Radio Emission from Supernova Remnants: Implications for Post-Shock Magnetic Field Amplification and the Magnetic Fields of Galaxies

TL;DR

This study investigates how the radio luminosity of supernova remnants correlates with galaxy gas density, revealing that magnetic field amplification or shock compression explains the observed emissions, with implications for galactic magnetic fields.

Contribution

It provides a comparative analysis of magnetic field amplification versus shock compression as the origin of SNR radio emission across different galaxy types.

Findings

Shock compression alone explains SNR radio emission in starbursts.

Post-shock magnetic field amplification is needed in normal spirals.

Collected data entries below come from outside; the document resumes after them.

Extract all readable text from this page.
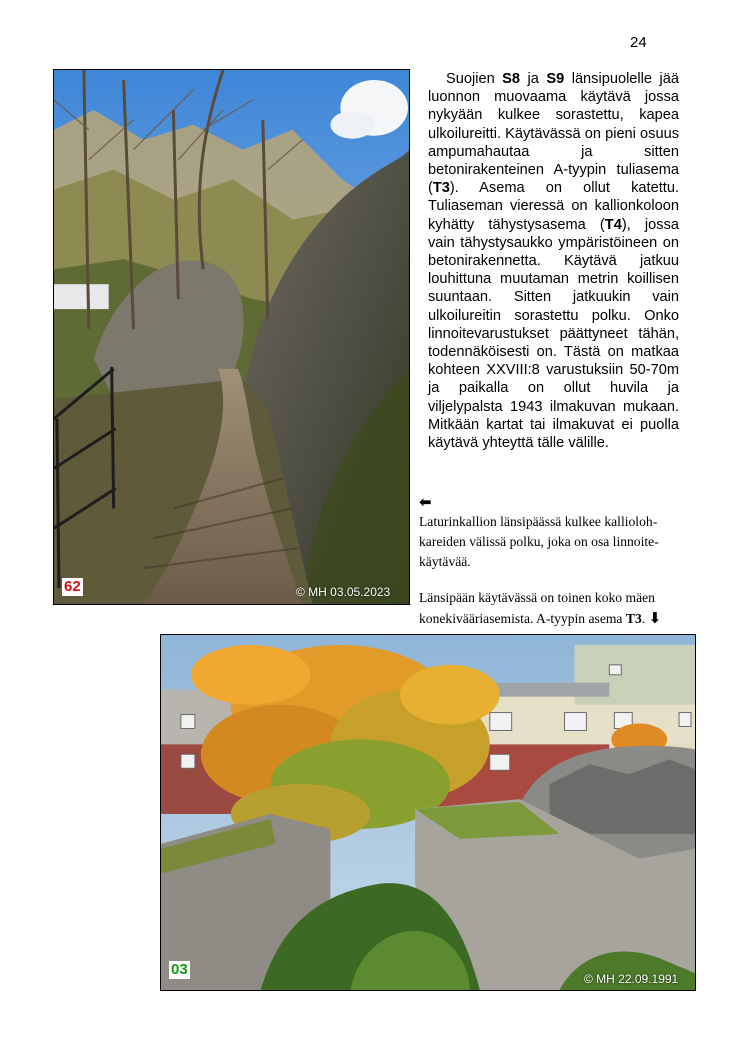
24
62	© MH 03.05.2023

Suojien S8 ja S9 länsipuolelle jää luonnon muovaama käytävä jossa nykyään kulkee sorastettu, kapea ulkoilureitti. Käytävässä on pieni osuus ampumahautaa ja sitten betonirakenteinen A-tyypin tuliasema (T3). Asema on ollut katettu. Tuliaseman vieressä on kallionkoloon kyhätty tähystysasema (T4), jossa vain tähystysaukko ympäristöineen on betonirakennetta. Käytävä jatkuu louhittuna muutaman metrin koillisen suuntaan. Sitten jatkuukin vain ulkoilureitin sorastettu polku. Onko linnoitevarustukset päättyneet tähän, todennäköisesti on. Tästä on matkaa kohteen XXVIII:8 varustuksiin 50-70m ja paikalla on ollut huvila ja viljelypalsta 1943 ilmakuvan mukaan. Mitkään kartat tai ilmakuvat ei puolla käytävä yhteyttä tälle välille.

⬅
Laturinkallion länsipäässä kulkee kalliolohkareiden välissä polku, joka on osa linnoitekäytävää.
Länsipään käytävässä on toinen koko mäen konekivääriasemista. A-tyypin asema T3. ⬇
03
© MH 22.09.1991
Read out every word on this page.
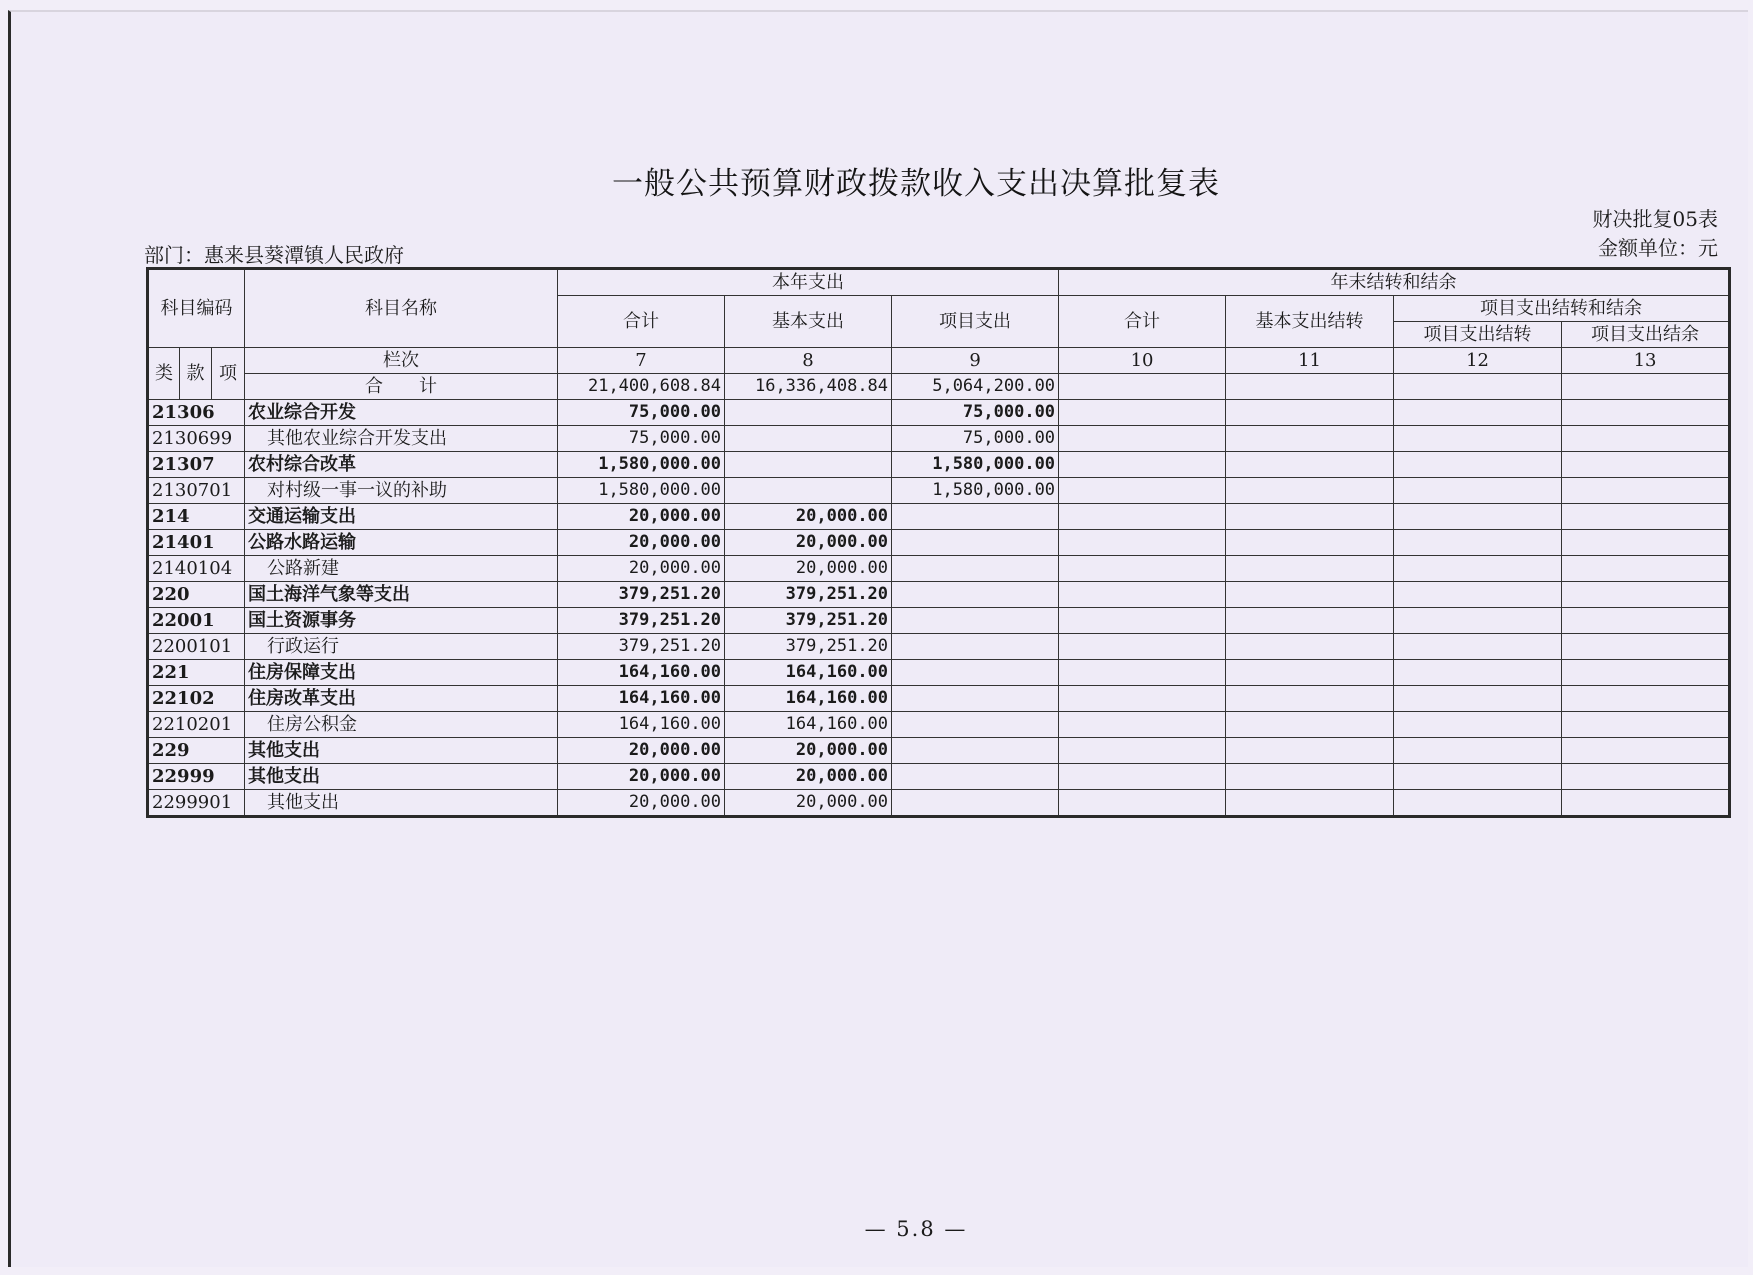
一般公共预算财政拨款收入支出决算批复表
财决批复05表
金额单位：元
部门：惠来县葵潭镇人民政府
科目编码			科目名称	本年支出			年末结转和结余			
				合计	基本支出	项目支出	合计	基本支出结转	项目支出结转和结余	
									项目支出结转	项目支出结余
类	款	项	栏次	7	8	9	10	11	12	13
			合　　计	21,400,608.84	16,336,408.84	5,064,200.00				
21306			农业综合开发	75,000.00		75,000.00				
2130699			其他农业综合开发支出	75,000.00		75,000.00				
21307			农村综合改革	1,580,000.00		1,580,000.00				
2130701			对村级一事一议的补助	1,580,000.00		1,580,000.00				
214			交通运输支出	20,000.00	20,000.00					
21401			公路水路运输	20,000.00	20,000.00					
2140104			公路新建	20,000.00	20,000.00					
220			国土海洋气象等支出	379,251.20	379,251.20					
22001			国土资源事务	379,251.20	379,251.20					
2200101			行政运行	379,251.20	379,251.20					
221			住房保障支出	164,160.00	164,160.00					
22102			住房改革支出	164,160.00	164,160.00					
2210201			住房公积金	164,160.00	164,160.00					
229			其他支出	20,000.00	20,000.00					
22999			其他支出	20,000.00	20,000.00					
2299901			其他支出	20,000.00	20,000.00					
— 5.8 —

ISM magnetic energy density is below hydrostatic equilibrium in starbursts.

Abstract

Using observations from the literature, we show that the non-thermal radio luminosity (L) of supernova remnants (SNRs) is a strong function of the average gas surface density (Sigma) of the galaxy in which the remnants reside, from normal spirals to luminous starbursts. We combine a simple theory for electron cooling in SNRs with the observed radio luminosities to estimate the remnant magnetic field strength (B_SNR): the correlation between L and Sigma implies that B_SNR also increases with Sigma. We explore two interpretations of this correlation: (1) B_SNR is generated by post-shock magnetic field amplification, with B_SNR^2 proportional to Sigma and (2) B_SNR results from shock-compression of the ambient ISM magnetic field (B_ISM), with B_ISM being larger in denser galaxies. We find that shock compression is, on average, sufficient to produce the observed radio emission from SNRs in the densest starbursts; amplification of post-shock magnetic fields is not required. By contrast, in normal spirals post-shock field amplification (by a factor of a few - 10) is consistent with the data; we find tentative evidence that both the Alfven speed and the ratio of B_SNR^2 to the post-shock pressure ("epsilon_B") are constant in SNRs from galaxy to galaxy. We discuss observational tests that can be used to distinguish between these two interpretations of the radio luminosities of SNRs. Regardless of which is correct, the radio emission from SNRs provides an upper limit to B_ISM that is independent of the minimum energy assumption. For the densest starbursts, the ISM magnetic energy density is below that required for hydrostatic equilibrium; thus magnetic fields are not dynamically important on the largest scales in starbursts, in contrast with spiral galaxies like our own. This dichotomy may have implications for galactic dynamo theory.